Apple and Spotify should stop streaming West’s music, and other companies should also stop doing business with him, wrote Emanuel, an entertainment industry super-agent.
But West seems unfazed by Emanuel’s repudiation.
West addressed Emanuel’s op-ed in an Instagram post on Thursday, writing: “Ari Emanuel, I lost 2 billion dollars in one day, and I’m still alive. This is love speech. I still love you, God still loves you. The money is not who I am, the people is who I am.”
Emanuel is far from the first to speak out against West’s anti-Semitic comments.
Adidas, the main source of income for Ye’s brand Yeezy, on Tuesday announced an end to its partnership with the musician. This was after news of a video clip, posted in mid-October and subsequently taken down, in which West specifically called out the brand by saying he could “say anti-Semitic things, and Adidas can’t drop me. Now what?”

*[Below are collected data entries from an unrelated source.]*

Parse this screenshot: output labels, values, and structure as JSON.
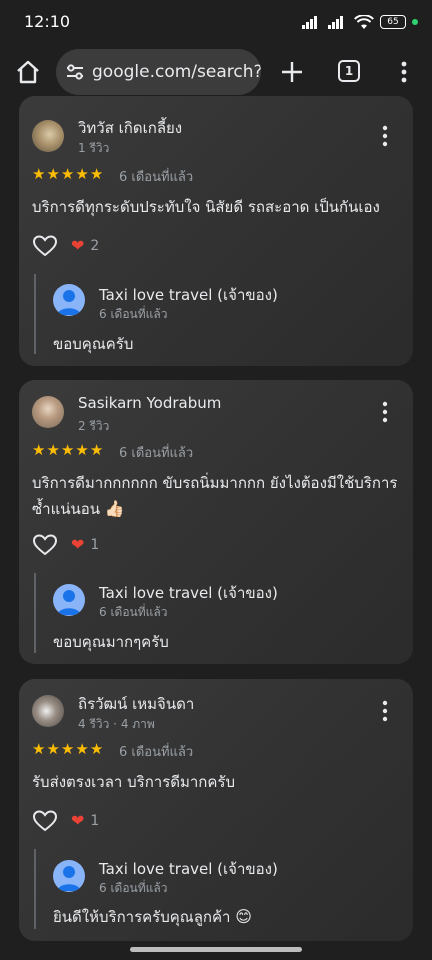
{
  "status_bar": {
    "time": "12:10",
    "battery": "65"
  },
  "browser": {
    "url": "google.com/search?q",
    "tab_count": "1"
  },
  "reviews": [
    {
      "name": "วิทวัส เกิดเกลี้ยง",
      "meta": "1 รีวิว",
      "rating": 5,
      "time": "6 เดือนที่แล้ว",
      "text": "บริการดีทุกระดับประทับใจ นิสัยดี รถสะอาด เป็นกันเอง",
      "text_emoji": "",
      "likes": "2",
      "reply": {
        "owner": "Taxi love travel (เจ้าของ)",
        "time": "6 เดือนที่แล้ว",
        "text": "ขอบคุณครับ",
        "emoji": ""
      }
    },
    {
      "name": "Sasikarn Yodrabum",
      "meta": "2 รีวิว",
      "rating": 5,
      "time": "6 เดือนที่แล้ว",
      "text": "บริการดีมากกกกกก ขับรถนิ่มมากกก ยังไงต้องมีใช้บริการซ้ำแน่นอน",
      "text_emoji": "👍🏻",
      "likes": "1",
      "reply": {
        "owner": "Taxi love travel (เจ้าของ)",
        "time": "6 เดือนที่แล้ว",
        "text": "ขอบคุณมากๆครับ",
        "emoji": ""
      }
    },
    {
      "name": "ถิรวัฒน์ เหมจินดา",
      "meta": "4 รีวิว · 4 ภาพ",
      "rating": 5,
      "time": "6 เดือนที่แล้ว",
      "text": "รับส่งตรงเวลา บริการดีมากครับ",
      "text_emoji": "",
      "likes": "1",
      "reply": {
        "owner": "Taxi love travel (เจ้าของ)",
        "time": "6 เดือนที่แล้ว",
        "text": "ยินดีให้บริการครับคุณลูกค้า",
        "emoji": "😊"
      }
    }
  ],
  "colors": {
    "star": "#fbbc04",
    "heart": "#ea4335",
    "owner_avatar": "#8ab4f8",
    "card_bg": "#353535",
    "page_bg": "#1f1f1f"
  }
}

“After a thorough review, the company has taken the decision to terminate the partnership with Ye immediately, end production of Yeezy branded products, and stop all payments to Ye and his companies. Adidas will stop the Adidas Yeezy business with immediate effect,” the company wrote in a statement.
The move will come at a price: “This is expected to have a short-term negative impact of up to €250 million on the company’s net income in 2022 given the high seasonality of the fourth quarter.”
But critics slammed the company for being too slow to cut its ties with Ye.
Ye has stirred controversy for years and enjoyed massive success regardless, but it appears anti-Semitic comments he made this month will mean real damage to his reputation and wealth.
“If West would like to be educated about the history and consequences of anti-Semitism and the conspiracy theories he’s parroting, if he wants to reach out to religious leaders—including rabbis, Muslim leaders, Christian leaders—I’d be happy to help,” Emanuel wrote in his op-ed. “But until that happens, the leaders he’s doing business with need to speak up.”